In the High Court, Justice Binchy held that while AB had no standing to pursue the constitutional challenge, there was no effective means of challenging his involuntary detention after having exhausted a recourse to the Tribunal or the Circuit Court. As such, it was held that Part 2 of the Mental Health Act 2001 was incompatible with Article 5(4) of the European Convention of Human Rights.

Court of Appeal

The State respondents appealed to the Court of Appeal against the declaration of incompatibility, and AB cross-appealed the finding that he had no standing to pursue the constitutional claim.

Justice Hogan held that Justice Binchy’s finding on standing could not be sustained, as he said that AB clearly fulfilled the requisite Cahill v. Sutton criteria. Justice Hogan said that he would follow the “pragmatic approach” outlined in McGowan v. Labour Court IESC 21, 3 I.R. 713 and other cases, and proceed to determine the merits of the constitutional challenge despite the absence of a High Court determination.

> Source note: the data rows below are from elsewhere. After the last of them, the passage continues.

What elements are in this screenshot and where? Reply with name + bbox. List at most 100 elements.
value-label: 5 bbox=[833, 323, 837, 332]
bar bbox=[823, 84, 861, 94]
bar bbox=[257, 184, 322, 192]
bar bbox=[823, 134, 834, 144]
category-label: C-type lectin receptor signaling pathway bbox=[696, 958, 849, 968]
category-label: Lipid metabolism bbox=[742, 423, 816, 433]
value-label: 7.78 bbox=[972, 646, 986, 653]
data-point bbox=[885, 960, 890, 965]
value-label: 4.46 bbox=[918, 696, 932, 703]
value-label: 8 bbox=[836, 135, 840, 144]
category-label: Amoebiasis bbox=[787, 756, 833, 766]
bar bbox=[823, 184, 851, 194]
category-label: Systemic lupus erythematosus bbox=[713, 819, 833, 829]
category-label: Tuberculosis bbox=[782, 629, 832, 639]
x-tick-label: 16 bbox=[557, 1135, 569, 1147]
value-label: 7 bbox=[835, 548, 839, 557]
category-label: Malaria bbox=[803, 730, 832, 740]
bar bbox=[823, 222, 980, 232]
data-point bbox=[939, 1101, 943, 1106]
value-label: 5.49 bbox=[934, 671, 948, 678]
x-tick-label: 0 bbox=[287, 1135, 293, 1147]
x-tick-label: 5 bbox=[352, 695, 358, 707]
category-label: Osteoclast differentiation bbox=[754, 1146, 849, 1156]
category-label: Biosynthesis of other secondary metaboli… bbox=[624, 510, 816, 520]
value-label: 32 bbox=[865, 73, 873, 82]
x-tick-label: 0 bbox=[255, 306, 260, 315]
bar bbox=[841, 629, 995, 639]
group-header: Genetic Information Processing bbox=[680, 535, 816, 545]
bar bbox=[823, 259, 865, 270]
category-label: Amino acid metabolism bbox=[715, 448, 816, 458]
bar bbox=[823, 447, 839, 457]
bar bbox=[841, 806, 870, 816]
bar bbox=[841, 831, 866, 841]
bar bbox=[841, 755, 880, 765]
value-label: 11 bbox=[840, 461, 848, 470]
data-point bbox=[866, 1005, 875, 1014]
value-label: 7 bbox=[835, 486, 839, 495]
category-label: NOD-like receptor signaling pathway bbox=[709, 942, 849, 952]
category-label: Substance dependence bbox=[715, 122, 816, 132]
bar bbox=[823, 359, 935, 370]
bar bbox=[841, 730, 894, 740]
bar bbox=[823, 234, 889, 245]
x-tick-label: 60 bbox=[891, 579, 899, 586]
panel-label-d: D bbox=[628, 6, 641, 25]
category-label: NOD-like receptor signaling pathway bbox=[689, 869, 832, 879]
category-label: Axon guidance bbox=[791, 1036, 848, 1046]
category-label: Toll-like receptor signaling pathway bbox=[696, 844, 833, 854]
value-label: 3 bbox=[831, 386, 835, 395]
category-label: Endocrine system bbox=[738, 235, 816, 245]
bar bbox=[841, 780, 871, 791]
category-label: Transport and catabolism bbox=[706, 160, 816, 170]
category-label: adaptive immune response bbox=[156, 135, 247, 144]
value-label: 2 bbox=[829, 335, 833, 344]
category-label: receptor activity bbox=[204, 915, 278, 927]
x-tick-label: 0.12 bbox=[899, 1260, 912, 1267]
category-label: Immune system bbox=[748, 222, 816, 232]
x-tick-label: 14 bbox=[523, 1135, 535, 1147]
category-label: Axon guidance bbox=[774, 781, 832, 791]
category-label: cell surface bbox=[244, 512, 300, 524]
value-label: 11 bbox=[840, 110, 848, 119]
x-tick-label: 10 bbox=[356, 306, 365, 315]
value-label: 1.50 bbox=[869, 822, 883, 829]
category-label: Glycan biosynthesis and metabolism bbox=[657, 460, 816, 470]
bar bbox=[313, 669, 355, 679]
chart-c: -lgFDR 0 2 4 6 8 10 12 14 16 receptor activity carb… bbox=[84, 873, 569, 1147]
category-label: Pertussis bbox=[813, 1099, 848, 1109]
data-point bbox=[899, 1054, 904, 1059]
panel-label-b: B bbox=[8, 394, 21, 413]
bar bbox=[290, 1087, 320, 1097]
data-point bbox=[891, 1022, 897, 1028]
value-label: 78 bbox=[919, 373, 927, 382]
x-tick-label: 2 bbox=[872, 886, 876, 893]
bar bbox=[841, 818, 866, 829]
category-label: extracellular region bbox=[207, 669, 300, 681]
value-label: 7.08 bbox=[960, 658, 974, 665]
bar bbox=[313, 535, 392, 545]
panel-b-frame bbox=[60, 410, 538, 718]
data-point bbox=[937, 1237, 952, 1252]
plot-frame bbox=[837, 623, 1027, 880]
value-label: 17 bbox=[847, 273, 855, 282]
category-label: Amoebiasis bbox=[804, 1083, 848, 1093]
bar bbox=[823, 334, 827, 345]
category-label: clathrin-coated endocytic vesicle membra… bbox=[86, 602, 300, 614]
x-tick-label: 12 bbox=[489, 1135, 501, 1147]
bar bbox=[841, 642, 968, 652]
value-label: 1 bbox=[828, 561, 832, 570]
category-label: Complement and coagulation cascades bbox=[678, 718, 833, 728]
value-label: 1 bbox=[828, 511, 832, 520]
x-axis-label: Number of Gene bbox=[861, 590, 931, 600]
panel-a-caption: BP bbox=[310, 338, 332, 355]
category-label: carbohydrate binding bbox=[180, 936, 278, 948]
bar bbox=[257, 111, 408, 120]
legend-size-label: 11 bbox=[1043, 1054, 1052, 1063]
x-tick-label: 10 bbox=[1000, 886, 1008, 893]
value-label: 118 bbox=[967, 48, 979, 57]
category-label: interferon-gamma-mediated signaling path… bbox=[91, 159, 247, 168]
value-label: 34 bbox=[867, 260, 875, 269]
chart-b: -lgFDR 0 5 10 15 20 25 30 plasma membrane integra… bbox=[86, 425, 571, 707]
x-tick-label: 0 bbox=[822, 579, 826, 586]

Considering FX v Clinical Director of the Central Mental Hospital IESC 1, Ryan v Governor of Midlands Prison IESC 54, and SMcG v Child and Family Agency IESC 9, 1 IR 1; Justice Hogan concluded that in Article 40.4.2 proceedings the High Court does not have jurisdiction to rule on the medical merits of the application, the comments to the contrary in Croke v. Smith notwithstanding.

Justice Hogan said that the effect of this was that “an involuntary patient detained under s.15(3) for a period of up to twelve months does not have an effective means of vindicating his right to personal liberty by securing an independent review of that detention following the making of the renewal order and the conclusion of any s.19 appeal to the Circuit Court”.

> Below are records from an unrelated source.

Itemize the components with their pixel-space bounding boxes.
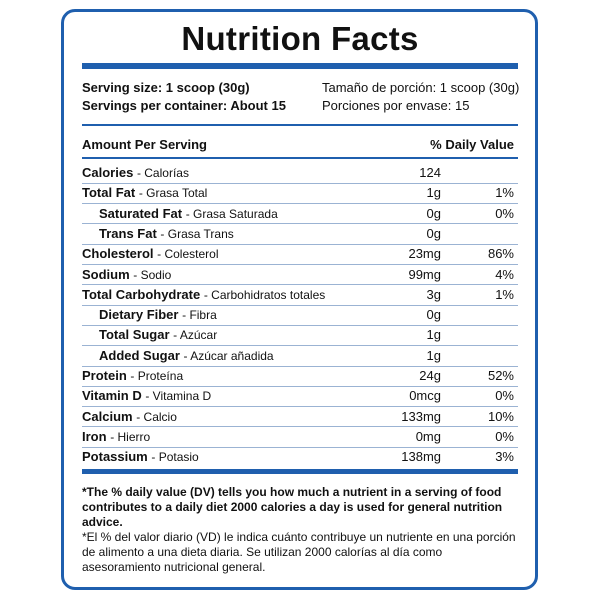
- nutrient-amount: 24g: [419, 368, 441, 383]
- nutrient-name: Sodium: [82, 266, 130, 282]
- nutrient-amount: 0g: [426, 307, 441, 323]
- nutrient-name-es: - Fibra: [182, 308, 217, 323]
- row-separator: [82, 365, 518, 367]
- nutrient-name-es: - Azúcar: [173, 328, 218, 343]
- nutrient-amount: 1g: [426, 185, 441, 201]
- row-separator: [82, 304, 518, 306]
- header-rule: [82, 157, 518, 159]
- nutrient-amount: 1g: [426, 347, 441, 363]
- row-separator: [82, 284, 518, 286]
- nutrient-name-es: - Grasa Trans: [160, 226, 234, 241]
- row-separator: [82, 182, 518, 184]
- nutrient-name-es: - Vitamina D: [145, 389, 212, 404]
- nutrient-label: Vitamin D - Vitamina D: [82, 388, 211, 404]
- nutrient-dv: 0%: [495, 388, 514, 404]
- nutrient-name: Cholesterol: [82, 246, 154, 262]
- nutrient-amount: 138mg: [401, 449, 441, 465]
- nutrient-label: Sodium - Sodio: [82, 267, 171, 283]
- nutrient-label: Iron - Hierro: [82, 429, 150, 445]
- row-separator: [82, 223, 518, 225]
- nutrient-label: Total Fat - Grasa Total: [82, 185, 207, 201]
- nutrient-name-es: - Proteína: [130, 369, 184, 383]
- nutrient-label: Calories - Calorías: [82, 165, 189, 181]
- nutrient-amount: 0g: [426, 205, 441, 221]
- nutrient-amount: 99mg: [408, 266, 441, 282]
- row-separator: [82, 446, 518, 448]
- nutrient-name: Protein: [82, 368, 127, 383]
- nutrient-amount: 0g: [426, 225, 441, 241]
- nutrient-dv: 0%: [495, 428, 514, 444]
- nutrient-amount: 133mg: [401, 408, 441, 424]
- row-separator: [82, 243, 518, 245]
- nutrient-name-es: - Calorías: [136, 166, 189, 180]
- row-separator: [82, 345, 518, 347]
- nutrient-name-es: - Colesterol: [157, 247, 219, 262]
- nutrient-label: Cholesterol - Colesterol: [82, 246, 219, 262]
- nutrient-dv: 3%: [495, 449, 514, 465]
- serving-size-es: Tamaño de porción: 1 scoop (30g): [322, 80, 520, 95]
- title-rule: [82, 63, 518, 69]
- nutrient-label: Total Sugar - Azúcar: [99, 327, 217, 343]
- servings-per-container: Servings per container: About 15: [82, 98, 286, 113]
- nutrient-name-es: - Grasa Total: [138, 186, 208, 201]
- nutrient-dv: 0%: [495, 205, 514, 221]
- nutrient-name: Vitamin D: [82, 388, 142, 404]
- nutrient-name: Calcium: [82, 408, 133, 424]
- nutrient-name-es: - Calcio: [136, 409, 177, 424]
- nutrient-name-es: - Sodio: [133, 267, 172, 282]
- nutrient-name-es: - Potasio: [151, 450, 199, 465]
- dv-header: % Daily Value: [430, 137, 514, 152]
- nutrient-amount: 1g: [426, 327, 441, 343]
- nutrient-amount: 3g: [426, 286, 441, 302]
- nutrient-label: Trans Fat - Grasa Trans: [99, 226, 234, 242]
- nutrient-dv: 86%: [487, 246, 514, 262]
- nutrient-label: Saturated Fat - Grasa Saturada: [99, 206, 278, 222]
- nutrient-dv: 10%: [487, 408, 514, 424]
- nutrient-dv: 4%: [495, 266, 514, 282]
- nutrient-label: Added Sugar - Azúcar añadida: [99, 348, 274, 364]
- footnote-es: *El % del valor diario (VD) le indica cu…: [82, 530, 516, 574]
- row-separator: [82, 203, 518, 205]
- nutrient-name: Dietary Fiber: [99, 307, 179, 323]
- label-border: [61, 9, 538, 590]
- row-separator: [82, 324, 518, 326]
- nutrient-dv: 1%: [495, 286, 514, 302]
- serving-size: Serving size: 1 scoop (30g): [82, 80, 250, 95]
- nutrient-name: Added Sugar: [99, 347, 180, 363]
- nutrient-name: Total Sugar: [99, 327, 170, 343]
- nutrient-label: Dietary Fiber - Fibra: [99, 307, 217, 323]
- nutrient-name-es: - Hierro: [110, 429, 151, 444]
- nutrient-label: Total Carbohydrate - Carbohidratos total…: [82, 287, 325, 303]
- nutrient-name-es: - Carbohidratos totales: [203, 287, 326, 302]
- nutrient-amount: 0mcg: [409, 388, 441, 404]
- serving-rule: [82, 124, 518, 126]
- nutrient-name: Iron: [82, 428, 107, 444]
- nutrient-amount: 23mg: [408, 246, 441, 262]
- row-separator: [82, 406, 518, 408]
- nutrient-name: Total Carbohydrate: [82, 286, 201, 302]
- nutrient-name-es: - Azúcar añadida: [183, 348, 274, 363]
- nutrient-dv: 52%: [487, 368, 514, 383]
- servings-per-container-es: Porciones por envase: 15: [322, 98, 470, 113]
- row-separator: [82, 385, 518, 387]
- nutrient-name: Potassium: [82, 449, 148, 465]
- nutrient-name: Saturated Fat: [99, 205, 183, 221]
- nutrient-label: Protein - Proteína: [82, 368, 183, 384]
- bottom-rule: [82, 469, 518, 474]
- row-separator: [82, 426, 518, 428]
- nutrient-name-es: - Grasa Saturada: [185, 206, 278, 221]
- nutrient-dv: 1%: [495, 185, 514, 201]
- footnote-en: *The % daily value (DV) tells you how mu…: [82, 485, 503, 529]
- nutrient-name: Trans Fat: [99, 225, 157, 241]
- nutrient-amount: 0mg: [415, 428, 441, 444]
- nutrient-amount: 124: [419, 165, 441, 180]
- amount-header: Amount Per Serving: [82, 137, 207, 152]
- row-separator: [82, 264, 518, 265]
- nutrient-name: Calories: [82, 165, 134, 180]
- nutrient-label: Calcium - Calcio: [82, 409, 177, 425]
- nutrient-label: Potassium - Potasio: [82, 449, 199, 465]
- nutrient-name: Total Fat: [82, 185, 136, 201]
- title: Nutrition Facts: [181, 20, 419, 57]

Accordingly, the State failed in its duty to vindicate the right to personal liberty, by failing to provide for an effective opportunity whereby the involuntary patient can have his or her detention independently reviewed within a reasonable time.

This amounted to a breach of Article 40.4.1 when read in conjunction with Article 40.3.1 and Article 40.3.2 – therefore s.15(3) of the Mental Health Act 2001 “must be adjudged to be unconstitutional”.

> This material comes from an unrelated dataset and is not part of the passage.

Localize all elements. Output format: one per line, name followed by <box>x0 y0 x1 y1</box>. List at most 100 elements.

Considering NHV v. Minister for Justice IESC 40, 1 I.L.R.M. 69, Justice Hogan said that the risk to personal safety of vulnerable patients and to others, and the “potentially chaotic and catastrophic consequences within the mental health system” that would be caused by a declaration of unconstitutionality, justified suspending the declaration.

As such, Justice Hogan suspended the declaration of unconstitutionality until 8th November 2018, to allow the Oireachtas and the Government to enact fresh legislation to cure the unconstitutionality so identified.